Lethal chemicals used in agriculture have a massive impact on the homing behaviour in bees; they disturb natural communication, have a direct influence on olfactory systems and bee immunity leading to colony disorder and eventually collapse. Bees and insects are in dire need of our help – NOW! No more chemicals & No more habitat removal – two colossal factors killing our bees.

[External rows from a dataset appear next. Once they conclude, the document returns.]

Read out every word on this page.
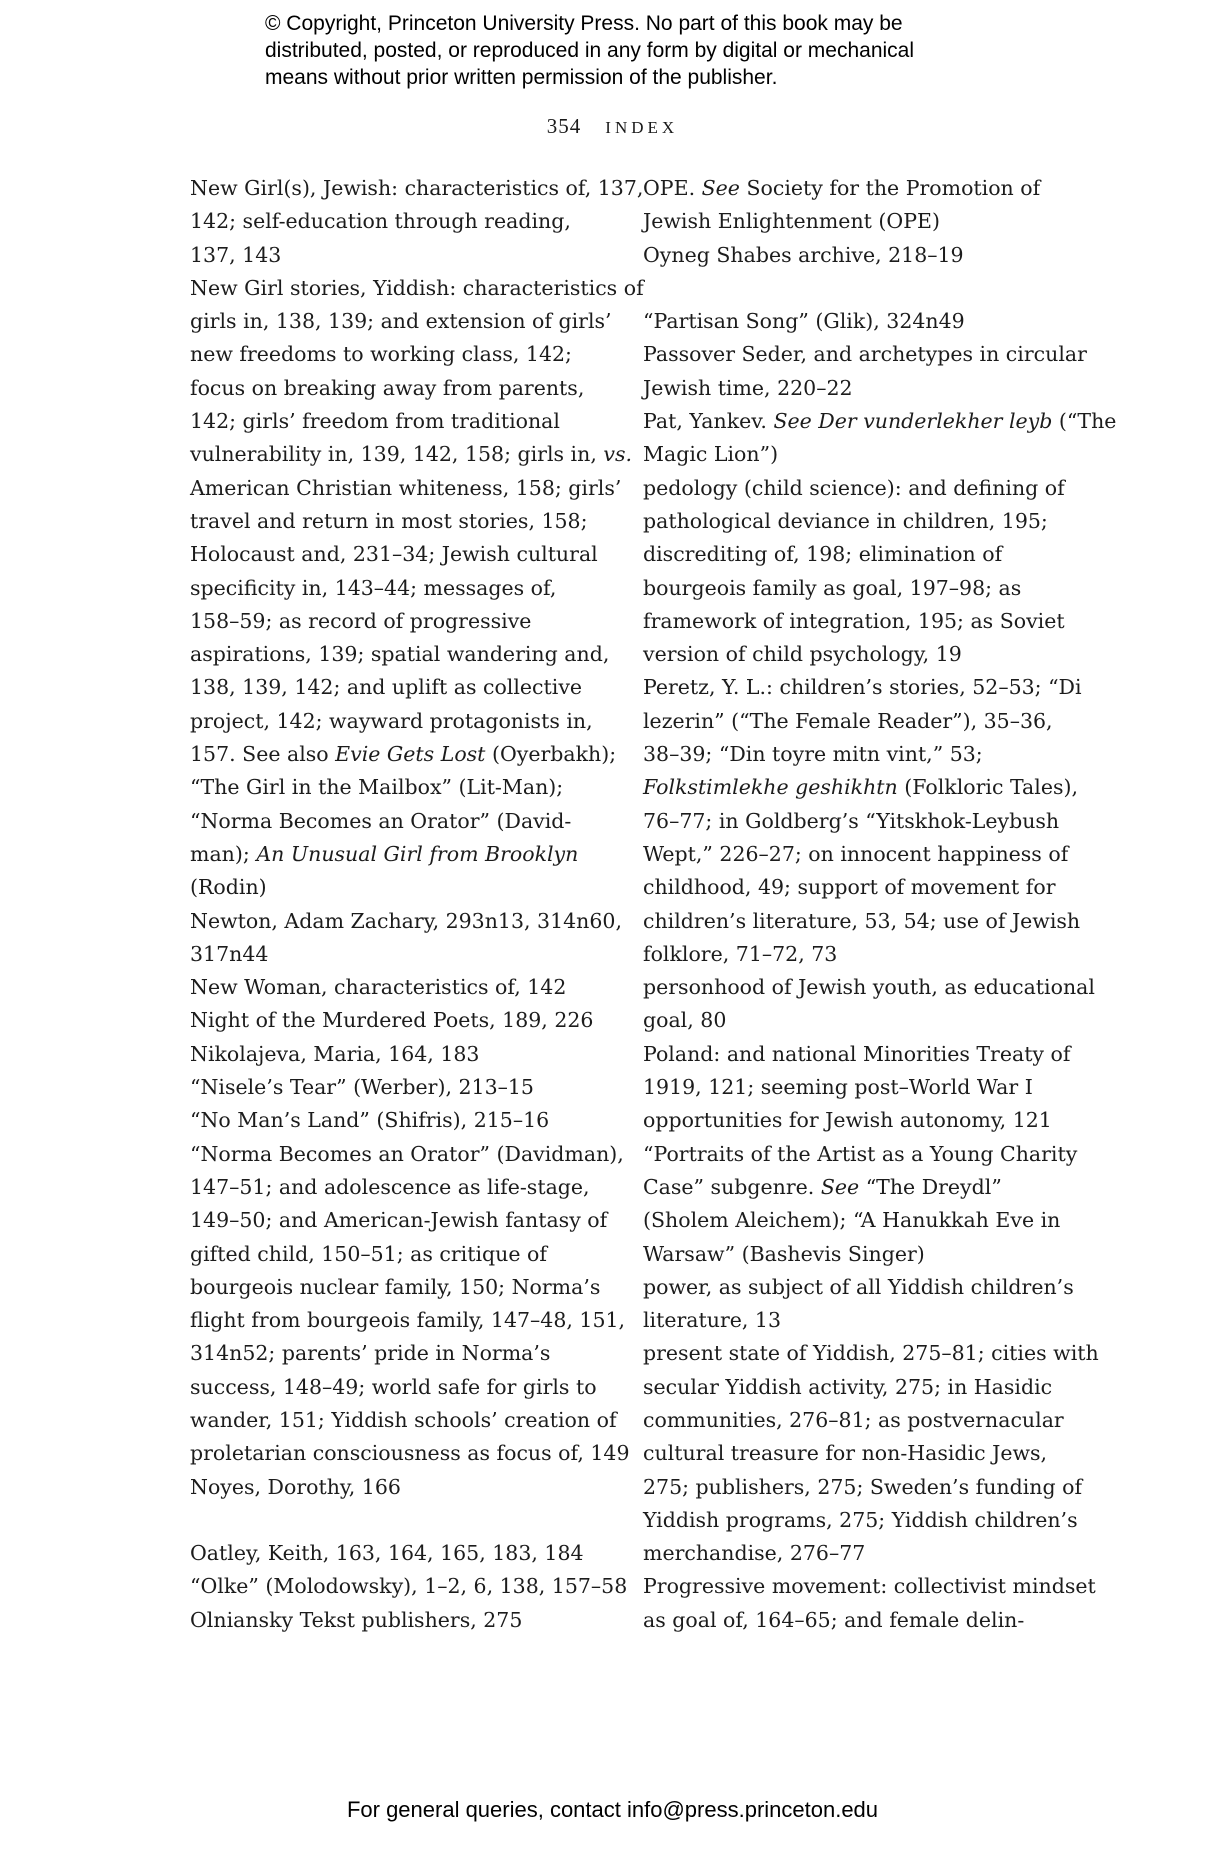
© Copyright, Princeton University Press. No part of this book may be
distributed, posted, or reproduced in any form by digital or mechanical
means without prior written permission of the publisher.
354 INDEX
New Girl(s), Jewish: characteristics of, 137,
142; self-education through reading,
137, 143
New Girl stories, Yiddish: characteristics of
girls in, 138, 139; and extension of girls’
new freedoms to working class, 142;
focus on breaking away from parents,
142; girls’ freedom from traditional
vulnerability in, 139, 142, 158; girls in, vs.
American Christian whiteness, 158; girls’
travel and return in most stories, 158;
Holocaust and, 231–34; Jewish cultural
specificity in, 143–44; messages of,
158–59; as record of progressive
aspirations, 139; spatial wandering and,
138, 139, 142; and uplift as collective
project, 142; wayward protagonists in,
157. See also Evie Gets Lost (Oyerbakh);
“The Girl in the Mailbox” (Lit-Man);
“Norma Becomes an Orator” (David-
man); An Unusual Girl from Brooklyn
(Rodin)
Newton, Adam Zachary, 293n13, 314n60,
317n44
New Woman, characteristics of, 142
Night of the Murdered Poets, 189, 226
Nikolajeva, Maria, 164, 183
“Nisele’s Tear” (Werber), 213–15
“No Man’s Land” (Shifris), 215–16
“Norma Becomes an Orator” (Davidman),
147–51; and adolescence as life-stage,
149–50; and American-Jewish fantasy of
gifted child, 150–51; as critique of
bourgeois nuclear family, 150; Norma’s
flight from bourgeois family, 147–48, 151,
314n52; parents’ pride in Norma’s
success, 148–49; world safe for girls to
wander, 151; Yiddish schools’ creation of
proletarian consciousness as focus of, 149
Noyes, Dorothy, 166
Oatley, Keith, 163, 164, 165, 183, 184
“Olke” (Molodowsky), 1–2, 6, 138, 157–58
Olniansky Tekst publishers, 275
OPE. See Society for the Promotion of
Jewish Enlightenment (OPE)
Oyneg Shabes archive, 218–19
“Partisan Song” (Glik), 324n49
Passover Seder, and archetypes in circular
Jewish time, 220–22
Pat, Yankev. See Der vunderlekher leyb (“The
Magic Lion”)
pedology (child science): and defining of
pathological deviance in children, 195;
discrediting of, 198; elimination of
bourgeois family as goal, 197–98; as
framework of integration, 195; as Soviet
version of child psychology, 19
Peretz, Y. L.: children’s stories, 52–53; “Di
lezerin” (“The Female Reader”), 35–36,
38–39; “Din toyre mitn vint,” 53;
Folkstimlekhe geshikhtn (Folkloric Tales),
76–77; in Goldberg’s “Yitskhok-Leybush
Wept,” 226–27; on innocent happiness of
childhood, 49; support of movement for
children’s literature, 53, 54; use of Jewish
folklore, 71–72, 73
personhood of Jewish youth, as educational
goal, 80
Poland: and national Minorities Treaty of
1919, 121; seeming post–World War I
opportunities for Jewish autonomy, 121
“Portraits of the Artist as a Young Charity
Case” subgenre. See “The Dreydl”
(Sholem Aleichem); “A Hanukkah Eve in
Warsaw” (Bashevis Singer)
power, as subject of all Yiddish children’s
literature, 13
present state of Yiddish, 275–81; cities with
secular Yiddish activity, 275; in Hasidic
communities, 276–81; as postvernacular
cultural treasure for non-Hasidic Jews,
275; publishers, 275; Sweden’s funding of
Yiddish programs, 275; Yiddish children’s
merchandise, 276–77
Progressive movement: collectivist mindset
as goal of, 164–65; and female delin-
For general queries, contact info@press.princeton.edu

“If the bee disappeared off the face of the earth, man would only have four years left to live.”

    Albert Einstein

    Following the governments lack of progress since the Environment Act was published in 2021, the first proper review of the 25 Year Environment Plan will be the focus of the governmental policy in the coming years (we’ve heard this one before ….) involving the following environmental objectives:

    • thriving plants and wildlife – an apex target
    • clean air
    • clean and plentiful water
    • managing exposure to chemicals and pesticides
    • maximise our resources, minimise our waste
    • using resources from nature sustainably
    • mitigating and adapting to climate change
    • reducing the risk of harm from environmental hazards
    • enhancing biosecurity; and
    • enhancing beauty, heritage, and engagement with the natural environment

    Notably In October last year (2022), the government had breached its own legislation, after missing a deadline to introduce new legally binding targets for air quality, water health, nature, and waste management set under the “World-leading” Environment Act 2021. Poor leadership isn’t going to help at this point.

    In a timely coincidence, the State of UK’s Butterflies report (the plight of insects) has become a universal concern.   From citizen science data (the Big Butterfly Count carried out by volunteers) gives us a challenge to save “The little things that run the world”.  The data concludes species population, abundances, and foreseeable trends.  From this, it is known that 80% of butterfly species have decreased in abundance or distribution, or both since the 1970s.  This is shocking, and we know about it year, upon year.  

    (Sourced: Butterfly Conservation STATE OF UK BUTTERFLIES 2022) 

    Let’s hope that, according to the big Environment Plan, the primary objective to improve biodiversity – replant, rewild, preserve and conserve areas of habitats starts to move, and quickly.